Jacqueline se dit que de faire appel à son père est on ne peut plus absurde. Et l’idée qu’Estelle soit placée à Saint-Jean-de-Dieu la dépasse tout simplement. Elle commence à parcourir le formulaire des yeux.
— « Formulaire de Délivrance » — c’est vraiment approprié comme titre…
La mère supérieure ne répond qu’avec une moue.
Jacqueline prend un des stylos sur le bureau de la mère supérieure et signe « Fernand Ménard » en bas du formulaire.
La mère supérieure la regarde de travers.
— Qu’est-ce que vous faites ?
— Je vais m’occuper d’Estelle à partir de maintenant.
— Mais vous ne pouvez pas signer pour votre père.
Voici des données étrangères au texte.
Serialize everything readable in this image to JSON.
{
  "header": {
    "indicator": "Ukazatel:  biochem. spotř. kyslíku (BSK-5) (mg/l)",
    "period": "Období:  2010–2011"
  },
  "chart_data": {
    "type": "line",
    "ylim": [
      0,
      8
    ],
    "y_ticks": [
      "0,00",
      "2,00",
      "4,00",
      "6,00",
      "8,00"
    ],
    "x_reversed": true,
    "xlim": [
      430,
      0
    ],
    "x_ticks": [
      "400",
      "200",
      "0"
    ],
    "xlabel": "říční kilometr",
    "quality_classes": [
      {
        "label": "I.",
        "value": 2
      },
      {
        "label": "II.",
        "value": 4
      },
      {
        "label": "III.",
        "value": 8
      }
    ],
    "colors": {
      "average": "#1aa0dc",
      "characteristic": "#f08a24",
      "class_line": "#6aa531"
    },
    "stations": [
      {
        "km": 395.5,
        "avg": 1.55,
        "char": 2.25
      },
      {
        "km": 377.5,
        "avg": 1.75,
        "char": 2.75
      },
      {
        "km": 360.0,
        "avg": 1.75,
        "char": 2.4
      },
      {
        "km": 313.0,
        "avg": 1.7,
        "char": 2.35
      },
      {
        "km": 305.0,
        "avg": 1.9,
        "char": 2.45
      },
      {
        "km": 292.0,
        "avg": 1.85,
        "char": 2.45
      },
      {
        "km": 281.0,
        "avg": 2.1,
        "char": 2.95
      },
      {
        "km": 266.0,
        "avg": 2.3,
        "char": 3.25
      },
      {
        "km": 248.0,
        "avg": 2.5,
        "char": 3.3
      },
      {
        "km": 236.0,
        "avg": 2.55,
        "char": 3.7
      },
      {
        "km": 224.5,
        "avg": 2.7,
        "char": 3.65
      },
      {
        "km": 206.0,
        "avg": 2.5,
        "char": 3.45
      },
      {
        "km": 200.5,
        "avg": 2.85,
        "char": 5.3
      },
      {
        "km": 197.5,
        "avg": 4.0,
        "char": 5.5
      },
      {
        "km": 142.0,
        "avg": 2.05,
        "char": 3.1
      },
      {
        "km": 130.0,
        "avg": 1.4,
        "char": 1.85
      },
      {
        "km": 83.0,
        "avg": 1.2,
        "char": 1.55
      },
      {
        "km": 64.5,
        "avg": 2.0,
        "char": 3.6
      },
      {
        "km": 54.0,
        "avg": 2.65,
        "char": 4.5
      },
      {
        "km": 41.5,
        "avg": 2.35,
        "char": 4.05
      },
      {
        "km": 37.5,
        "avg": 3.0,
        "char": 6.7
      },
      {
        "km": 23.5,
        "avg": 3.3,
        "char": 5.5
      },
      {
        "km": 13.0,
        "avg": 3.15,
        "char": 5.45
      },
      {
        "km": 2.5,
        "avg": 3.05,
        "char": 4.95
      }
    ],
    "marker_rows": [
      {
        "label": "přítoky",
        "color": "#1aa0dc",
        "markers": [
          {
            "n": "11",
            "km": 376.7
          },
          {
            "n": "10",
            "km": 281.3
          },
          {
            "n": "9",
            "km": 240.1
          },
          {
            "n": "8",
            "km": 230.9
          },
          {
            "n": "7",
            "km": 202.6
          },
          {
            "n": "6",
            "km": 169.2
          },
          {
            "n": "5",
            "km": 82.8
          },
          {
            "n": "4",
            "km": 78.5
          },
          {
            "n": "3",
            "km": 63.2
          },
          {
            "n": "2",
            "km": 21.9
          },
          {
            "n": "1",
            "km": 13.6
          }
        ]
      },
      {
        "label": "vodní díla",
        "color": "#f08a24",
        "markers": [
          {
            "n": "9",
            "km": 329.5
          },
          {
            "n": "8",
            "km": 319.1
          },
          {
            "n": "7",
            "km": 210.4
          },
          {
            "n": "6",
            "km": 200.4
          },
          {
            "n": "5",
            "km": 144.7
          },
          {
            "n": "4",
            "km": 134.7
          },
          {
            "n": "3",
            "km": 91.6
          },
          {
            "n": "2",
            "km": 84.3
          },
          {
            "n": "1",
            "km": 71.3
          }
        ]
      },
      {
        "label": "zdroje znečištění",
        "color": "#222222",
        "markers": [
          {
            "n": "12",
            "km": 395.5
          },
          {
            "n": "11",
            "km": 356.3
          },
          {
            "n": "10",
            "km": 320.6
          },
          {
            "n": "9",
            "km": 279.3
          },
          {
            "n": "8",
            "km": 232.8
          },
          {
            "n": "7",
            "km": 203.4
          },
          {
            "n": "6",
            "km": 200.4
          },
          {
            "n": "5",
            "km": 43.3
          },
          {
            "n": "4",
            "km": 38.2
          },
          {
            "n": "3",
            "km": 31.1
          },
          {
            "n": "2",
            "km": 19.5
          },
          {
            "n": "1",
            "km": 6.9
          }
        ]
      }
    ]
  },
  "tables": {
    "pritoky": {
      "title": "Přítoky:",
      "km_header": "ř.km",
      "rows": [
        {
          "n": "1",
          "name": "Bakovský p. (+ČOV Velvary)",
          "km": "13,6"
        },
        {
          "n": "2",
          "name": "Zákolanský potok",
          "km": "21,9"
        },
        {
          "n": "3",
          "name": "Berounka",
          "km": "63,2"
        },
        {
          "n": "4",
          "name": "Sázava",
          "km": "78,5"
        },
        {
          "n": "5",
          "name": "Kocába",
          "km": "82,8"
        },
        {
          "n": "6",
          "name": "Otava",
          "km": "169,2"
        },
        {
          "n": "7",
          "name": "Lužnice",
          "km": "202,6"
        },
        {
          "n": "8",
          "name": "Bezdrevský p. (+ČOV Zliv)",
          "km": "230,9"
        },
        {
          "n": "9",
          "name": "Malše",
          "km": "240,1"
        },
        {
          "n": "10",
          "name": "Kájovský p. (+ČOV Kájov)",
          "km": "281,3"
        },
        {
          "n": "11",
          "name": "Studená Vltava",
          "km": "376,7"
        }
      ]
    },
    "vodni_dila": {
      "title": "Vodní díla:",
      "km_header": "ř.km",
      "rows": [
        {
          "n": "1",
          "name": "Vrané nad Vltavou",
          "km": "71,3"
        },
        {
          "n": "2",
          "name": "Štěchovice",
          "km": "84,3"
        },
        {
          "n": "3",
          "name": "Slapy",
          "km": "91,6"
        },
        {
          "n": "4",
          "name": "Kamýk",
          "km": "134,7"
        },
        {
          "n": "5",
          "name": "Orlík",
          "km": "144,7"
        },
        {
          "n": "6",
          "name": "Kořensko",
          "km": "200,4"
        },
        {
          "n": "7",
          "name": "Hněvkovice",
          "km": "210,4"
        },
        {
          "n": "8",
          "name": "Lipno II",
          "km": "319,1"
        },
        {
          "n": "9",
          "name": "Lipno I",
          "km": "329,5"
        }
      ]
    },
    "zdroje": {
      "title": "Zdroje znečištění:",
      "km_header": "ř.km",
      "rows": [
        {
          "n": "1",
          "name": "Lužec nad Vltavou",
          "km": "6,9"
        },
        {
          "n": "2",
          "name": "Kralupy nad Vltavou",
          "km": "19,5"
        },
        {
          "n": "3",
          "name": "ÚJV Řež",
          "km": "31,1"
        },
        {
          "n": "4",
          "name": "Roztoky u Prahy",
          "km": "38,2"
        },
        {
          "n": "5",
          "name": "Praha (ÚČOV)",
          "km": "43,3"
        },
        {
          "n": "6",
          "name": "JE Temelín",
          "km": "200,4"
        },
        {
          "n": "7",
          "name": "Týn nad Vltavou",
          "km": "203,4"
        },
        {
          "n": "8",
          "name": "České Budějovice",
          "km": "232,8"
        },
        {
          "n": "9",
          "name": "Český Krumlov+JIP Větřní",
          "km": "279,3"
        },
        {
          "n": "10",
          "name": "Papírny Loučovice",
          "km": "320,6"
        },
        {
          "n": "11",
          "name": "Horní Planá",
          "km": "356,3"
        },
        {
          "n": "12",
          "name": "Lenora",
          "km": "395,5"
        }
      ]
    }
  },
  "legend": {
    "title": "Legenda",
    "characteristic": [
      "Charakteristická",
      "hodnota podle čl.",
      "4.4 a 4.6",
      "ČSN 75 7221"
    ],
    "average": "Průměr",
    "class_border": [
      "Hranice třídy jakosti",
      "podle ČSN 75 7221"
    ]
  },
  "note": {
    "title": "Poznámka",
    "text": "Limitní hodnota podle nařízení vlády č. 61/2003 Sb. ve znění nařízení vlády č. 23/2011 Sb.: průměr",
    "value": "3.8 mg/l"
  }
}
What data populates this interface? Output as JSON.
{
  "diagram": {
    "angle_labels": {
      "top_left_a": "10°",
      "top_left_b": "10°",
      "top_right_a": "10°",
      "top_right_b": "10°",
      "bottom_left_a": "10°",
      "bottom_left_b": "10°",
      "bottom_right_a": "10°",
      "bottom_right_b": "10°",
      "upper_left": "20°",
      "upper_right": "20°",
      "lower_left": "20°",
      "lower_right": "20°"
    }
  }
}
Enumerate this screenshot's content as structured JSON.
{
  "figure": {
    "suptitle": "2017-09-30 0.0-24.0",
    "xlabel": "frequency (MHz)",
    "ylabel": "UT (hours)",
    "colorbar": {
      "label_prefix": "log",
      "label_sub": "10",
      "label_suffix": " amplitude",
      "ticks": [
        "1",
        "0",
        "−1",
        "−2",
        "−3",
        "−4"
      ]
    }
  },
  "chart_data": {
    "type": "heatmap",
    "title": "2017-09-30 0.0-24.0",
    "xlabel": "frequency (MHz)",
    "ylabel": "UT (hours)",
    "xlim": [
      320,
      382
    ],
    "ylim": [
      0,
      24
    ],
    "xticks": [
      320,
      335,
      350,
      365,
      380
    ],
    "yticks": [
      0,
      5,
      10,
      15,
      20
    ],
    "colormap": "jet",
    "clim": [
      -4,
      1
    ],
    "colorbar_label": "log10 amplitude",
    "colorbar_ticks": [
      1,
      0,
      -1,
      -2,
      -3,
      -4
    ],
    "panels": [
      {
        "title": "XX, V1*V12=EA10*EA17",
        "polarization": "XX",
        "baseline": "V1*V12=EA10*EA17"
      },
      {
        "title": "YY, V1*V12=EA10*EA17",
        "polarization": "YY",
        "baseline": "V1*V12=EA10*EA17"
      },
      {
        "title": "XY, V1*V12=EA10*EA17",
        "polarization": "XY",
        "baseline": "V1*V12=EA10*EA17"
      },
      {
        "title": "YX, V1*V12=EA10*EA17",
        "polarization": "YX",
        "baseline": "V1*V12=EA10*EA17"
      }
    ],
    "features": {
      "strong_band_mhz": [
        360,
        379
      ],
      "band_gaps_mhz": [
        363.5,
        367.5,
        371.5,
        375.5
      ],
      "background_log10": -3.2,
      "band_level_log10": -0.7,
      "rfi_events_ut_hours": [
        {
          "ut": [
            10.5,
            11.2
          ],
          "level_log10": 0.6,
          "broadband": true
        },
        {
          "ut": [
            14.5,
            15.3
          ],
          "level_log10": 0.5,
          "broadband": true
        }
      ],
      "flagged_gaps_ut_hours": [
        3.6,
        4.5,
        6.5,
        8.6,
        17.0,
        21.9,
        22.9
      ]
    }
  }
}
Ce n’est pas selon les règles, ce que vous me demandez de faire…
— Vous voulez vous débarrasser de ma sœur ou non ? J’ai presque trente ans. Je suis une femme responsable. Je vais prendre soin d’Estelle.
La mère supérieure réfléchit quelques secondes, puis elle s’empare de la cloche sur son bureau.
La porte s’ouvre immédiatement et une jeune religieuse au visage angélique se tient sur le seuil.
— Sœur Hélène, ordonne la mère supérieure, faites le nécessaire pour qu’Estelle puisse quitter l’orphelinat d’ici quinze minutes en compagnie de Mademoiselle Ménard.